Will you support young peoples’ call for action?
Everyday we see lies and stereotypes about who we are and how we should behave. Videos and images are manipulated to shame us. There are fake facts about the COVID vaccine. And we watch as women leaders – our role models – are undermined with rumours and conspiracy theories.
False information makes us doubt our worth. It harms our mental health. It affects our trust in politics. And most of all? It stops us reaching our potential.
This problem is increasing every day, especially as the pandemic moves our lives online.
Right now? We’re left to deal with it on our own.
Since 2020, Plan International Australia has been working with young people around the world to push our governments to educate us – and all children – in digital literacy. Girls need to be able to tell what’s true from what’s false. And all young people need to be able to question information and check facts before they share it. This is a vital step.
Maria, 17, Bolivia; Kumkum, 16, India; Nuria, 18, Peru; Sandra, 16, US; Neha, 19, Nepal; Dedeou, 21, Mali; Ronja, 21, Finland; Madjidath, 22, Benin; Gradi, 20, Malawi
What did the research find?
- Exposure to lies and false information online left one in three of the girls and young women we spoke to feeling stressed, worried or anxious. One in five was left feeling physically unsafe.

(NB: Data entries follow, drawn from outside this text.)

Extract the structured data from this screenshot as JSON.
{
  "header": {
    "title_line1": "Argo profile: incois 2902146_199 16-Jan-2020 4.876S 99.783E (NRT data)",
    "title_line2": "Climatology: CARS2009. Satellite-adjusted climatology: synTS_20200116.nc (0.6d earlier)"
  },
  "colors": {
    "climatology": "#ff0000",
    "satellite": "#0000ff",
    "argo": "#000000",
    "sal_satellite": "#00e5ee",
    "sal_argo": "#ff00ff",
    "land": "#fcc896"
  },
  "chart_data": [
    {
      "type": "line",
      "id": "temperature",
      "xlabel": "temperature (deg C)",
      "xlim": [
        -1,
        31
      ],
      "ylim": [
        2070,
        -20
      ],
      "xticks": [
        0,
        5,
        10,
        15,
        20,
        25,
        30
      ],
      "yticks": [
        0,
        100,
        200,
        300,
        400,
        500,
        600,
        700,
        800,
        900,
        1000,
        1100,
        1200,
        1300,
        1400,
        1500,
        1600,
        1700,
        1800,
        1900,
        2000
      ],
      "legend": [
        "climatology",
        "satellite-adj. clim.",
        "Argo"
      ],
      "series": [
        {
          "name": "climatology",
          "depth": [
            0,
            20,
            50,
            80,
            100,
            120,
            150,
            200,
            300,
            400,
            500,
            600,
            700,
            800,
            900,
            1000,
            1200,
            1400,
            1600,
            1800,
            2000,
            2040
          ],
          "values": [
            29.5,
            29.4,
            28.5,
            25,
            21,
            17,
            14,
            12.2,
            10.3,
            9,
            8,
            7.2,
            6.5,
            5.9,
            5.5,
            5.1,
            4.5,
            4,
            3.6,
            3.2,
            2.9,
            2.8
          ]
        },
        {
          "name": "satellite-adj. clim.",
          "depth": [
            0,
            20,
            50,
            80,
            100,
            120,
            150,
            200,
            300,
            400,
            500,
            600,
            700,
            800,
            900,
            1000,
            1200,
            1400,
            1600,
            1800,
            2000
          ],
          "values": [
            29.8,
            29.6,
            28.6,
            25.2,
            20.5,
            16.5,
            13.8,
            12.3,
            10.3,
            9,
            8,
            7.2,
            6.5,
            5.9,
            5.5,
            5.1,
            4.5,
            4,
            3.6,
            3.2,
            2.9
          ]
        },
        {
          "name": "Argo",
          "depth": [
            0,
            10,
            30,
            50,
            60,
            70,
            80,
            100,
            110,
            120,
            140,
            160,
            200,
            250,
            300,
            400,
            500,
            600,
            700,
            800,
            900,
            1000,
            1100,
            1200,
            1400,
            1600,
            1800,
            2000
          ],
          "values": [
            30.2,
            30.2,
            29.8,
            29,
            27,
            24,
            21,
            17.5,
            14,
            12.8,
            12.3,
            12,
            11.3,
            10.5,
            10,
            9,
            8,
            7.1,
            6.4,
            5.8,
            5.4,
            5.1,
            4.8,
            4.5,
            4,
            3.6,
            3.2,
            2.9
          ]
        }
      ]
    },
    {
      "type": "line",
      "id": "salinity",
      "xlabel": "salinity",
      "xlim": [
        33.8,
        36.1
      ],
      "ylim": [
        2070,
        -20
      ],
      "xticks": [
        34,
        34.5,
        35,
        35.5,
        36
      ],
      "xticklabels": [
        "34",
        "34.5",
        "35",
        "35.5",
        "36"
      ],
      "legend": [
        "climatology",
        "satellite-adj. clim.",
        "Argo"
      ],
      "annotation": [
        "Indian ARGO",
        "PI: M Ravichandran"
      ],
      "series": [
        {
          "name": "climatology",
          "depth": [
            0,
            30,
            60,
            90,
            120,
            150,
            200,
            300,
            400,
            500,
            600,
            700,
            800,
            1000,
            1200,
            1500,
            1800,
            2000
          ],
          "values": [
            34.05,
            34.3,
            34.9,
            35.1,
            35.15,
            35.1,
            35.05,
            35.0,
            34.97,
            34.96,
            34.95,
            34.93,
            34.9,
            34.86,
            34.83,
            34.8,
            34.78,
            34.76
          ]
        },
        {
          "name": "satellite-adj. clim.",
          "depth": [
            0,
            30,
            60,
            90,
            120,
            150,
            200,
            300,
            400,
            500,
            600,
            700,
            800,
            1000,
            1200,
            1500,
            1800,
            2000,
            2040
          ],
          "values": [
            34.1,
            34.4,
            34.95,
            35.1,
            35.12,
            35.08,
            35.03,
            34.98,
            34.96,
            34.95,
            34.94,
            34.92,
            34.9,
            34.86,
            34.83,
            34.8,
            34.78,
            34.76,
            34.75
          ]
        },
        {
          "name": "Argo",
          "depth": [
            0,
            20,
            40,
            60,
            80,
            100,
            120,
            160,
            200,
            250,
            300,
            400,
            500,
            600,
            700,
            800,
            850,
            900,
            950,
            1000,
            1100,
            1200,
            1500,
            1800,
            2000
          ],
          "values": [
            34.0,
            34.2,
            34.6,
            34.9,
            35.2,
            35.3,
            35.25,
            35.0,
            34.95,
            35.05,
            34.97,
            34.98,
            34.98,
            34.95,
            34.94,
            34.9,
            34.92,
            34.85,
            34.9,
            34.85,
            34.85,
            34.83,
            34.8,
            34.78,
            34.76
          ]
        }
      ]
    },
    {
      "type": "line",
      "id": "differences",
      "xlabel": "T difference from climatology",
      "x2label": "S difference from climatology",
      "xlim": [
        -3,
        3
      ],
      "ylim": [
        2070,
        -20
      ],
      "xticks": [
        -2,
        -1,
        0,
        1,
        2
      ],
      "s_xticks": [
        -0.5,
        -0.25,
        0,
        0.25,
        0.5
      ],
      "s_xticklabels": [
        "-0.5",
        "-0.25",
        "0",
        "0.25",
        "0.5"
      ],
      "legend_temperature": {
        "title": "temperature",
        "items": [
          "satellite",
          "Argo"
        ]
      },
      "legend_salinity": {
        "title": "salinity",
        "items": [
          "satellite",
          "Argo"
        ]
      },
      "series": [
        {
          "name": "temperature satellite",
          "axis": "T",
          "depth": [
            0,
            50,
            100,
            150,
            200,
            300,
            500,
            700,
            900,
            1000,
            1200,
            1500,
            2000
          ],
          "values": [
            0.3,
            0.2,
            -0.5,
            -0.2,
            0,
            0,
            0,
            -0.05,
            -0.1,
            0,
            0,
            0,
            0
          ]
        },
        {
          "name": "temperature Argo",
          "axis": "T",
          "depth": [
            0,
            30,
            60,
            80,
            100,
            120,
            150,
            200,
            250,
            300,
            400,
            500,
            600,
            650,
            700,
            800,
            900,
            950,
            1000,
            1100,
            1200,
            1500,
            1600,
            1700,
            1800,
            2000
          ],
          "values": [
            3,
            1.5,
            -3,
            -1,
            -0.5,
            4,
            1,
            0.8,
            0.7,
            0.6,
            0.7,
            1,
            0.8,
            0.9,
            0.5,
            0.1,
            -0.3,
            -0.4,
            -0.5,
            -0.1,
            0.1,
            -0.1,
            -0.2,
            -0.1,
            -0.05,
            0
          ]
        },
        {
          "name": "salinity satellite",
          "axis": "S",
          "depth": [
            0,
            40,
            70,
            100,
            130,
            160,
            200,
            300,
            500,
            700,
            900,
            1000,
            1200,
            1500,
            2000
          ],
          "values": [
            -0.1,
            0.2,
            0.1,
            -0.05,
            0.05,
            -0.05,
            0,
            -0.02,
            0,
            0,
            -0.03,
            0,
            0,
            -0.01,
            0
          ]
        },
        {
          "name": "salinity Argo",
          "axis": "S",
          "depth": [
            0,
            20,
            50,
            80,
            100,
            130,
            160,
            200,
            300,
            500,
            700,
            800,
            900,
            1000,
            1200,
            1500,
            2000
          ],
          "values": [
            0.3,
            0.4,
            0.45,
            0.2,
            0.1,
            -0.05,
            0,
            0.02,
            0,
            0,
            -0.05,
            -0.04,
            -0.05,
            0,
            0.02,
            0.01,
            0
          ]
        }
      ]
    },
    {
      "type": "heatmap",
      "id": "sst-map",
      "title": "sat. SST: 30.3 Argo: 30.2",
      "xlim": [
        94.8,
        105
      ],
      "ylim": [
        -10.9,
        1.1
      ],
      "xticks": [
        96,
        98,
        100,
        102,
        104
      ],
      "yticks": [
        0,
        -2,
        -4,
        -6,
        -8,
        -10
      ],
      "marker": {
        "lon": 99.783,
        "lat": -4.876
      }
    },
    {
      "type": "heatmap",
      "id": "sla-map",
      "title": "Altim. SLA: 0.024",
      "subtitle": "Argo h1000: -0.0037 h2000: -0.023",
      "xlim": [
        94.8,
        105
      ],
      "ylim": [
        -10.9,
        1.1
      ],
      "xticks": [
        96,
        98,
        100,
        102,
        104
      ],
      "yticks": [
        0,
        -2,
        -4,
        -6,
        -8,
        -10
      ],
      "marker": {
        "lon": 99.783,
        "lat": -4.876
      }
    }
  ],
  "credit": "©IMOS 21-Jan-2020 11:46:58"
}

- Girls are watching women leaders targeted with malicious rumours and conspiracy theories designed to attack their credibility and shame them into silence. This damages girls’ leadership ambitions.
- One in four feel less confident to share their views. One in five (18%) stopped engaging in politics or current affairs. And for one in five it’s knocked their trust in election results.v It is corrosive, undermining girls’ and young women’s confidence to take part in public life.
- False information can cost lives. More than half of the girls and young women we spoke to regularly engage with information about COVID-19 online. But a quarter of those surveyed believed a myth or ‘fake fact’ about COVID-19, and one in four have questioned whether to get the vaccine.
- Girls and young women from low and middle-income countries are more likely to be affected by misinformation and disinformation online: They are more likely to have believed a myth about COVID-19 and are twice as likely to have questioned whether to get the vaccine.
- The spread of false information online has real life consequences. It is dangerous, it affects girls’ mental health, and it’s yet another thing holding them back.
- The risk is growing. The COVID-19 pandemic has had a huge impact on all our lives, and girls are more reliant than ever on digital platforms. And more girls are getting access to the internet globally every year.
Girls and young women care about this and they want to see action. We are raising girls’ voices and joining organisations that have been speaking up for years.
Right now, girls don’t know what to believe, who to trust and where to find the truth.And adults aren’t talking to them about it. Girls told us they’re left to manage on their own. Some perpetrators are out to abuse, deceive and manipulate girls on purpose. But the relentless mass of false information online is shared by accident. Exaggerated claims are made to grab attention and get clicks. Lies spread further and faster, from peer to peer.
Girls want the skills to navigate false information online. And they want all children to be taught digital literacy skills to prevent the spread. We need to equip girls – and all children – for an increasingly digital world.
Stop the Spread of False Information Online
- Mia, Kenya
- Lilly, Malawi
- Nabila, Germany
- Maya, Indonesia
The Research
Girls and young women spend huge amounts of time online. Access to the internet, where the gender gap remains very much an issue, is crucial in today’s digital world. So, too, are the navigation skills to make the most of all the internet has to offer.
This research clearly illustrates the benefits of the online sources and social media platforms which girls and young women use: they can connect to like-minded people all over the world, find information about topics taboo in their homes and communities and gain support for their activism. There is a downside to this.
They are also exposed to a whole world of false information, misogyny and stereotyping. It can mean wading through half-truths, prejudice and downright lies, to unearth the undoubtedly useful and truthful factual information and interesting opinions.
False information affects everyone, but there are specific consequences for girls and young women. Gender inequality effects every aspect of their lives and false information online further silences them, limiting their ambition and their ability to learn about the issues that interest them.
Misinformation and disinformation online is a human rights issue: affecting girls’
rights to participation, to education and to freedom of expression. As girls and young women struggle to disentangle truth from fiction, facts from propaganda, their trust in all sources of information — governments, academics, journalists, community leaders — is undermined.
We all need to be aware of this, to understand the specific effects of online misinformation and disinformation on girls and young women so we can tailor solutions to meet their needs.